In den letzten Jahren hat sich der Beruf “Influencer” etabliert, den im Grunde jeder machen kann. Genau das scheint die Menschen daran so zu faszinieren. Das Mädchen von nebenan kann sich selbst zum Model machen, egal, wie groß oder schlank sie ist. Doch auch, wenn die sozialen Medien ein großes Netzwerk der Kreativität bieten, wird es immer diejenigen geben, die andere kopieren und keine Ahnung von dem haben, was sie da eigentlich tun.
Die Facebook-Seite “Perlen des Influencer-Marketings” sammelt die peinlichsten Werbungen von Influencern – hier sind 15 der unangenehmsten Beispiele.

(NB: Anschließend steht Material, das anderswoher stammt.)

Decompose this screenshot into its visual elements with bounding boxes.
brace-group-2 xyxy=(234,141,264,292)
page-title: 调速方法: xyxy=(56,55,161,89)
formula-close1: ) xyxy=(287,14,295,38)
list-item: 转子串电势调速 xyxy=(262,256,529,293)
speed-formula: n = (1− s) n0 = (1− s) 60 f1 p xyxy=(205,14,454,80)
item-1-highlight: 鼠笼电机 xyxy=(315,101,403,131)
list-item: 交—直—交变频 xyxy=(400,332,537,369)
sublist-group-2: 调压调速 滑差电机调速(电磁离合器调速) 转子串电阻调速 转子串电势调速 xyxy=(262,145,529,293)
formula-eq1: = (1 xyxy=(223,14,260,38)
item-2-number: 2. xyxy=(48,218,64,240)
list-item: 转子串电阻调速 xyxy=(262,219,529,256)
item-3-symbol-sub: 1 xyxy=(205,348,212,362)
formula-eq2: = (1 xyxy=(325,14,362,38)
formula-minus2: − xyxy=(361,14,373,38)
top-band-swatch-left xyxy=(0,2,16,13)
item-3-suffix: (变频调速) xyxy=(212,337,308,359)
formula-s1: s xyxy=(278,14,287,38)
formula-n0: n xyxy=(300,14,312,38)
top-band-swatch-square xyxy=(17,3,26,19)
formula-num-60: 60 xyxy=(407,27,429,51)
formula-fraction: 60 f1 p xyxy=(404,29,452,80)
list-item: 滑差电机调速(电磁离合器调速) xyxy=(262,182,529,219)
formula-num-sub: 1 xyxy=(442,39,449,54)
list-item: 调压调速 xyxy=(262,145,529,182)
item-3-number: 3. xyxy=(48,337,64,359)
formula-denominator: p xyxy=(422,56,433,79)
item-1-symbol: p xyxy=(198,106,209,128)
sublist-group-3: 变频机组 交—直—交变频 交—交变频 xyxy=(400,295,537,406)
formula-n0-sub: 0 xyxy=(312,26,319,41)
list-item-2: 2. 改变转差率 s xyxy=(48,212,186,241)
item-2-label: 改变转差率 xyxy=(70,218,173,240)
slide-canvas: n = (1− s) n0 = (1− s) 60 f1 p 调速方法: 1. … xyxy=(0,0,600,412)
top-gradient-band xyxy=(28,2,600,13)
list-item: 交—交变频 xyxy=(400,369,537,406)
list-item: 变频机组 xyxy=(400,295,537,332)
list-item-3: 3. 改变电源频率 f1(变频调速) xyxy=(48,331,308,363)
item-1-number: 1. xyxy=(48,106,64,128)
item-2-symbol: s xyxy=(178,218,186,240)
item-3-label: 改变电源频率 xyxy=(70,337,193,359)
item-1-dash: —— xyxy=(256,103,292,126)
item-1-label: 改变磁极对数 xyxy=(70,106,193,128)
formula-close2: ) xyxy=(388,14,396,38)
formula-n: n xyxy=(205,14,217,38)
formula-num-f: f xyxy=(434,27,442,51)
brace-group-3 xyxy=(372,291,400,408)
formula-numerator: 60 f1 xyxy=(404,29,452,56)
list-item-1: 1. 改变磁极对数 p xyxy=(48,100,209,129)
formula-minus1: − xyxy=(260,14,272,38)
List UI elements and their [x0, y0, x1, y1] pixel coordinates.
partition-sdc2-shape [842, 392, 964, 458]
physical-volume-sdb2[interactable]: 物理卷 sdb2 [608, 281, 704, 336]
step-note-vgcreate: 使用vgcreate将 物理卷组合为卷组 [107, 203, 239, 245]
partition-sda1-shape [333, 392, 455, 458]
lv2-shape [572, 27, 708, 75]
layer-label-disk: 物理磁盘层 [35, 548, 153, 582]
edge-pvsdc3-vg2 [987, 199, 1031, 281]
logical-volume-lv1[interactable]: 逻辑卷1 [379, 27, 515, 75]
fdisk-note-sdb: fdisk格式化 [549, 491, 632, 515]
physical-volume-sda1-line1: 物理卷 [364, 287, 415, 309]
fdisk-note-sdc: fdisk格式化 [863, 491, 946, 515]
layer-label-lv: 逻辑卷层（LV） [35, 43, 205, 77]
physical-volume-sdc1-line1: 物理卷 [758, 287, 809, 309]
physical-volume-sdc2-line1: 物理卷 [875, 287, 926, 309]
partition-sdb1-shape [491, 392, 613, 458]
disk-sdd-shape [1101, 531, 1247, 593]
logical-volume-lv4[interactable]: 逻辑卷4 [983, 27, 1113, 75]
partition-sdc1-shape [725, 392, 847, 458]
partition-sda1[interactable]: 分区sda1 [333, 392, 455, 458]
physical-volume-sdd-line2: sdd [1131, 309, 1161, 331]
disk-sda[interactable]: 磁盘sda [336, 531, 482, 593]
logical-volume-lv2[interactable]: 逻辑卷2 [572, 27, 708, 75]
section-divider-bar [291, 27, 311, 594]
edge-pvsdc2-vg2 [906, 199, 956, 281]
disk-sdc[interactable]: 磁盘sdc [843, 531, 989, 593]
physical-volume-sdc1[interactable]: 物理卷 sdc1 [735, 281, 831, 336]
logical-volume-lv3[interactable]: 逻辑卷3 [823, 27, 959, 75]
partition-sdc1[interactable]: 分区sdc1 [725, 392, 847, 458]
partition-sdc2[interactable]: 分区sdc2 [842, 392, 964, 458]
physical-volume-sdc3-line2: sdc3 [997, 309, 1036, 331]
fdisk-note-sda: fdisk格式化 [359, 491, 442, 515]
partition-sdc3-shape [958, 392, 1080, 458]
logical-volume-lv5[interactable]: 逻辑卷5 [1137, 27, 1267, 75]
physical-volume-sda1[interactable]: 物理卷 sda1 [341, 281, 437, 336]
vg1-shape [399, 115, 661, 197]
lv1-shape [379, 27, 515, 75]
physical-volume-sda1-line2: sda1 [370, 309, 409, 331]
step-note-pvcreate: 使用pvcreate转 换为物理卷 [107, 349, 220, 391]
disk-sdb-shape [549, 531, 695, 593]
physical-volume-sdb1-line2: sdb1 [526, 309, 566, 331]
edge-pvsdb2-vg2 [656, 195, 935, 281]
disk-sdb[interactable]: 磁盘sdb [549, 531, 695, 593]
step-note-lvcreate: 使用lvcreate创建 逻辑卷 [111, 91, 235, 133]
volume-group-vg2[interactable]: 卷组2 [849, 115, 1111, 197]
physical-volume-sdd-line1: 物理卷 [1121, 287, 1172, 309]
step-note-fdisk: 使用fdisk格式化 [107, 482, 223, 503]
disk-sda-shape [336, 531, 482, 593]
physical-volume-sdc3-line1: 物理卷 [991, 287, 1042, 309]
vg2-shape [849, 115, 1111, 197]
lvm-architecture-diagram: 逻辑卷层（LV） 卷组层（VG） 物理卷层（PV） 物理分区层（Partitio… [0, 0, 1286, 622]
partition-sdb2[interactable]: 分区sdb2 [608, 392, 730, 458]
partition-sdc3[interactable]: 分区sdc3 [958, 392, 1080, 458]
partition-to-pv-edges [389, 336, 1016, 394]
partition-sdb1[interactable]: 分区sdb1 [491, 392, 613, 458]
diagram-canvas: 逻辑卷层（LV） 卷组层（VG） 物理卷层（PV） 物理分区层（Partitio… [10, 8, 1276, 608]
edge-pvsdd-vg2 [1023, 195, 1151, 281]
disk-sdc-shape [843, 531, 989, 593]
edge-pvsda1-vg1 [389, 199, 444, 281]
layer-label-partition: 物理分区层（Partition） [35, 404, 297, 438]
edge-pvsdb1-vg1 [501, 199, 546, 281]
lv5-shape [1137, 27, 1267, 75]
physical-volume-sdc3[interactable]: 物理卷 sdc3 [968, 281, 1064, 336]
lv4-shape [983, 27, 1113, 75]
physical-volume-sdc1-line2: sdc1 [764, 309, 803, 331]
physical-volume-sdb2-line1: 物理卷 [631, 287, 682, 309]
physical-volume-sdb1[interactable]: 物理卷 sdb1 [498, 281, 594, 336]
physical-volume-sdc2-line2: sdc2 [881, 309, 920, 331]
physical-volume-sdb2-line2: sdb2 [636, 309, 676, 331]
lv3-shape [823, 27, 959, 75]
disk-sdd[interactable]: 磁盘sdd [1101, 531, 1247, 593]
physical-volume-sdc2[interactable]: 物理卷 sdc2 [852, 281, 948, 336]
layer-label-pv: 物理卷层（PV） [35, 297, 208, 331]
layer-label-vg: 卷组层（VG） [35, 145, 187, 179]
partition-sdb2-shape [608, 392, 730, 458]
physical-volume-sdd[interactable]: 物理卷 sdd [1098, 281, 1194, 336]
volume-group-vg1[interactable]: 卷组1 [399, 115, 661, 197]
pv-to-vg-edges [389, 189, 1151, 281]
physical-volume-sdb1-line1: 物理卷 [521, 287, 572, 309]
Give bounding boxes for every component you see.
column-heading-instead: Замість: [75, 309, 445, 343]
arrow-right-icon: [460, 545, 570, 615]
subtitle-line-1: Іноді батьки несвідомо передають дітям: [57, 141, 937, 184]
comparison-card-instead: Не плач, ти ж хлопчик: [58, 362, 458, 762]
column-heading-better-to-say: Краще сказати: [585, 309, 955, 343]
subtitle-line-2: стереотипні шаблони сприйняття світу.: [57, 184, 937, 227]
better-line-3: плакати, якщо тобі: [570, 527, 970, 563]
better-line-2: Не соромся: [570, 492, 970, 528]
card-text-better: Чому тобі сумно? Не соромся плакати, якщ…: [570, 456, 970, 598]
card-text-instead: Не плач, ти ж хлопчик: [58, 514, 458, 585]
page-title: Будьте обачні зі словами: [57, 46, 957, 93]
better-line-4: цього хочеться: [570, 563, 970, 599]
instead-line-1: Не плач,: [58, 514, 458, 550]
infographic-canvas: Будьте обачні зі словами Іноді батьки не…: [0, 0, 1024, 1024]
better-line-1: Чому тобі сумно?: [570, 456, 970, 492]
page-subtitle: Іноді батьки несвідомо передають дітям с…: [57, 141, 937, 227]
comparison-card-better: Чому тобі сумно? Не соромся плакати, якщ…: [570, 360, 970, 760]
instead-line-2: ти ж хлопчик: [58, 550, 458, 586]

1. Zauberhafter Taubenplatz

Kennst du das, wenn überall Tauben herumgurren und dir fast in das Gesicht fliegen, wenn du über den Kirchplatz gehst? Für solche Fälle hat dieser Influencer den perfekten Föhn gefunden. Hoffentlich funktioniert das Teil mit Bluetooth. Jetzt erst einmal ein paar Tauben wegpusten.

2. Festliche Autodeko

Wer sagt, dass man es sich im Auto nicht genauso gemütlich machen kann wie im Schlafzimmer? Mit ein paar Lichterketten ist es fast wie zu Hause. Damit der Tag gemütlich bleibt und nicht führerscheinlos auf kalten Ledersesseln im Taxi endet, solltest du dich im Gegensatz zu dieser Influencerin anschnallen.



3. Posen mit dem Rührgerät

Nur diejenigen, die ihre Lebensqualität verbessern wollen, sollten ein Handrührgerät von Omma benutzen. Diejenigen, die nicht so viel Wert auf Gesundheit legen, nehmen einen Löffel. Das macht Sinn, danke, liebe Influencerin, die auf der Straße ohne Steckdose Handrührgeräte bedient!

4. Zur Ausbildung im Bikini

Zwischen Zahlen und Bikinis gibt es einen Zusammenhang: Es stehen ein paar davon auf dem Preisschild, bevor du das gute Stück kaufst. Ist der Bikini für deinen Job, wie bei diese Influencerin, kannst du ihn außerdem steuerlich absetzen. Damit haben wir dem zusammenhanglosen Werbe-Post für eine Ausbildung im Finanzsektor einen Sinn gegeben. Gern geschehen!

5. Fragwürdige Morgenroutine

“Mit Zahnbürsten Zähne putzen ist doch langweilig! Was kann man sonst noch mit einer Zahnbürste machen?” – “Tanzen!”
Brillant. Etwa so müsste der Dialog zwischen dem Markenunternehmen und der Influencerin ausgesehen haben, bevor sie dieses Video in gemeinsamer Übereinkunft produzierten.